Non a caso l' indagine Doxa segnala che un over 50 su tre non è mai andato dall' urologo, uno su quattro non si è mai sottoposto all' esame del Psa; un' analoga ricerca dell' European Association of Urology su oltre 2.500 persone di cinque Paesi lo ha confermato anche a livello europeo. Gli uomini sanno poco della salute uro-genitale, preferiscono non pensarci, sottovalutano i sintomi.
DIAGNOSTICA DEL TUMORE ALLA PROSTATA
Quindi arrivano pure tardi dal medico: il 43 per cento afferma che non si rivolgerebbe immediatamente al dottore se notasse sangue nelle urine, solo il 17 per cento ipotizza che avere dolori al basso ventre possa essere la spia di qualcosa di serio. E tanti, anche quando iniziano a pensare che forse dovrebbero sottoporsi a una visita, tergiversano a lungo: l' attesa media prima di prendere un appuntamento varia da uno a sette mesi, c' è perfino un 3 per cento che rifiuterebbe la visita nonostante i sintomi.

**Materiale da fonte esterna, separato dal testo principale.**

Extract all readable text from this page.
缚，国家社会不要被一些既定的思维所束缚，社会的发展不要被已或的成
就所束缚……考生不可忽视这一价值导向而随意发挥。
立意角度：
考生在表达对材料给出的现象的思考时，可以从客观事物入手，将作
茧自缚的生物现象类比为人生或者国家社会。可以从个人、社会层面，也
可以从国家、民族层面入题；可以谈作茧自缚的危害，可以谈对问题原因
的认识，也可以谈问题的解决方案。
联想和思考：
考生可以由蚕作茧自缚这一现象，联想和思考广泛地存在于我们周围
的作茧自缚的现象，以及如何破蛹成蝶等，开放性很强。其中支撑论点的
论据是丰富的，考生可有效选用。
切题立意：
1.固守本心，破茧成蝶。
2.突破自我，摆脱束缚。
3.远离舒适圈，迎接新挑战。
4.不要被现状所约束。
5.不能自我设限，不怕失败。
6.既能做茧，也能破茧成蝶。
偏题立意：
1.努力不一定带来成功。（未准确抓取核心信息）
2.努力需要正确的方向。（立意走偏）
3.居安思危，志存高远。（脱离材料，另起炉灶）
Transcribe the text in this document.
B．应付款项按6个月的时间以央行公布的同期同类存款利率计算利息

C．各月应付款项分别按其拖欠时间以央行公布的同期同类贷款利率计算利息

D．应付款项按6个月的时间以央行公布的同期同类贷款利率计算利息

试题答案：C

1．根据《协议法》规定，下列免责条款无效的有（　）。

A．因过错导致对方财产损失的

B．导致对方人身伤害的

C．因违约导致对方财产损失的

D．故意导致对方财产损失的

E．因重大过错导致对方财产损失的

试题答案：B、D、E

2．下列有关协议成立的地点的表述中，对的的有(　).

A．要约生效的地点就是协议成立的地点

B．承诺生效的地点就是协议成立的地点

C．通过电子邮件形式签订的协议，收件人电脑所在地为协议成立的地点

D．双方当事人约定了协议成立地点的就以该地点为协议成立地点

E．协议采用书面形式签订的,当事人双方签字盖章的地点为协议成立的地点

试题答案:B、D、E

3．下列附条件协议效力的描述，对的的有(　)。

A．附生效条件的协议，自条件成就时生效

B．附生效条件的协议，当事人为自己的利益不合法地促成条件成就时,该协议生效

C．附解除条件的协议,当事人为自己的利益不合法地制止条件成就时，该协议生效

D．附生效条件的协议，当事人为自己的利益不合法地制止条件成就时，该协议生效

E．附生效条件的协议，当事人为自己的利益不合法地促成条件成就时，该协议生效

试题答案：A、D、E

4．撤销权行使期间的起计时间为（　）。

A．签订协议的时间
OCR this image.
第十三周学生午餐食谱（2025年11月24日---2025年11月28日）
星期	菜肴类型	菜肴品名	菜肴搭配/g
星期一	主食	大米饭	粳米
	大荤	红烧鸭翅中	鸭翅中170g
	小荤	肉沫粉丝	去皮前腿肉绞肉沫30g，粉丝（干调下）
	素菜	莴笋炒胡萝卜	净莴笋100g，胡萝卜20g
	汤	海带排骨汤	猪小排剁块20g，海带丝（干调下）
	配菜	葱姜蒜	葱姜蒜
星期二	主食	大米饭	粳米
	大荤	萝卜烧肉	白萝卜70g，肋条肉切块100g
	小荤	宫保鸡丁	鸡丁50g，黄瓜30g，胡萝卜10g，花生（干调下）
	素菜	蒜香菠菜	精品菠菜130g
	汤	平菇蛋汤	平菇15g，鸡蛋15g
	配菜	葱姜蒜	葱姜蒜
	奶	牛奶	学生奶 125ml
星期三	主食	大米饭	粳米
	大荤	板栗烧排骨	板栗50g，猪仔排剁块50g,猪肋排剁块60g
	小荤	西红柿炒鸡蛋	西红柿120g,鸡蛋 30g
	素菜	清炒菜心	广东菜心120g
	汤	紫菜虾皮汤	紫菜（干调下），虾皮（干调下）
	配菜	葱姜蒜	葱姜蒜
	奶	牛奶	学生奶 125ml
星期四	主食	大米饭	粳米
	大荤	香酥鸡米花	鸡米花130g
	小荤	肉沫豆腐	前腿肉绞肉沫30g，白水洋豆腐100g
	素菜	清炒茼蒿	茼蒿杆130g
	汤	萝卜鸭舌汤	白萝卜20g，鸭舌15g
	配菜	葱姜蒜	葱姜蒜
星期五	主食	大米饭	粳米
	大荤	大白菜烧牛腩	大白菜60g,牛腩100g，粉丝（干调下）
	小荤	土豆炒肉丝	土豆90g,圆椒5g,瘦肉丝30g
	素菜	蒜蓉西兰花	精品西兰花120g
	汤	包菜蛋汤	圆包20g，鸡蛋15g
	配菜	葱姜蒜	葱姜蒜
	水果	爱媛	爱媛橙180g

UROLOGO PROSTATA CONTROLLO ANDROLOGO
Un bel problema, come sottolinea Mirone: «Il tumore alla prostata oggi può essere curato, ma se la diagnosi arriva in tempo. Purtroppo all' inizio spesso non dà sintomi eclatanti: il bruciore alla minzione, il getto ridotto e simili sono segni dell' ingrossamento della ghiandola, quasi mai ci sono in caso di tumore nei primi stadi, quando è più curabile. L' unica strada per una vera prevenzione passa perciò da visite regolari dallo specialista». Prendendo magari spunto dalle donne, che hanno una sensibilità molto più alta in merito ai controlli di routine.
E sono spesso «salvavita» anche per gli uomini, perché non di rado sono loro ad accorgersi se qualcosa non va.
Sottolinea Hein Van Poppel, segretario generale aggiunto dell''European Association of Urology «Le patologie dell' uomo coinvolgono anche la partner, che dovrebbe trasmettere a lui la cultura della prevenzione incoraggiandolo a parlare dei propri sintomi.
La donna è fondamentale, può e deve partecipare alle conversazioni fra l' uomo e il medico». Perché se lui tace, sia almeno lei a spiegare quel che non va.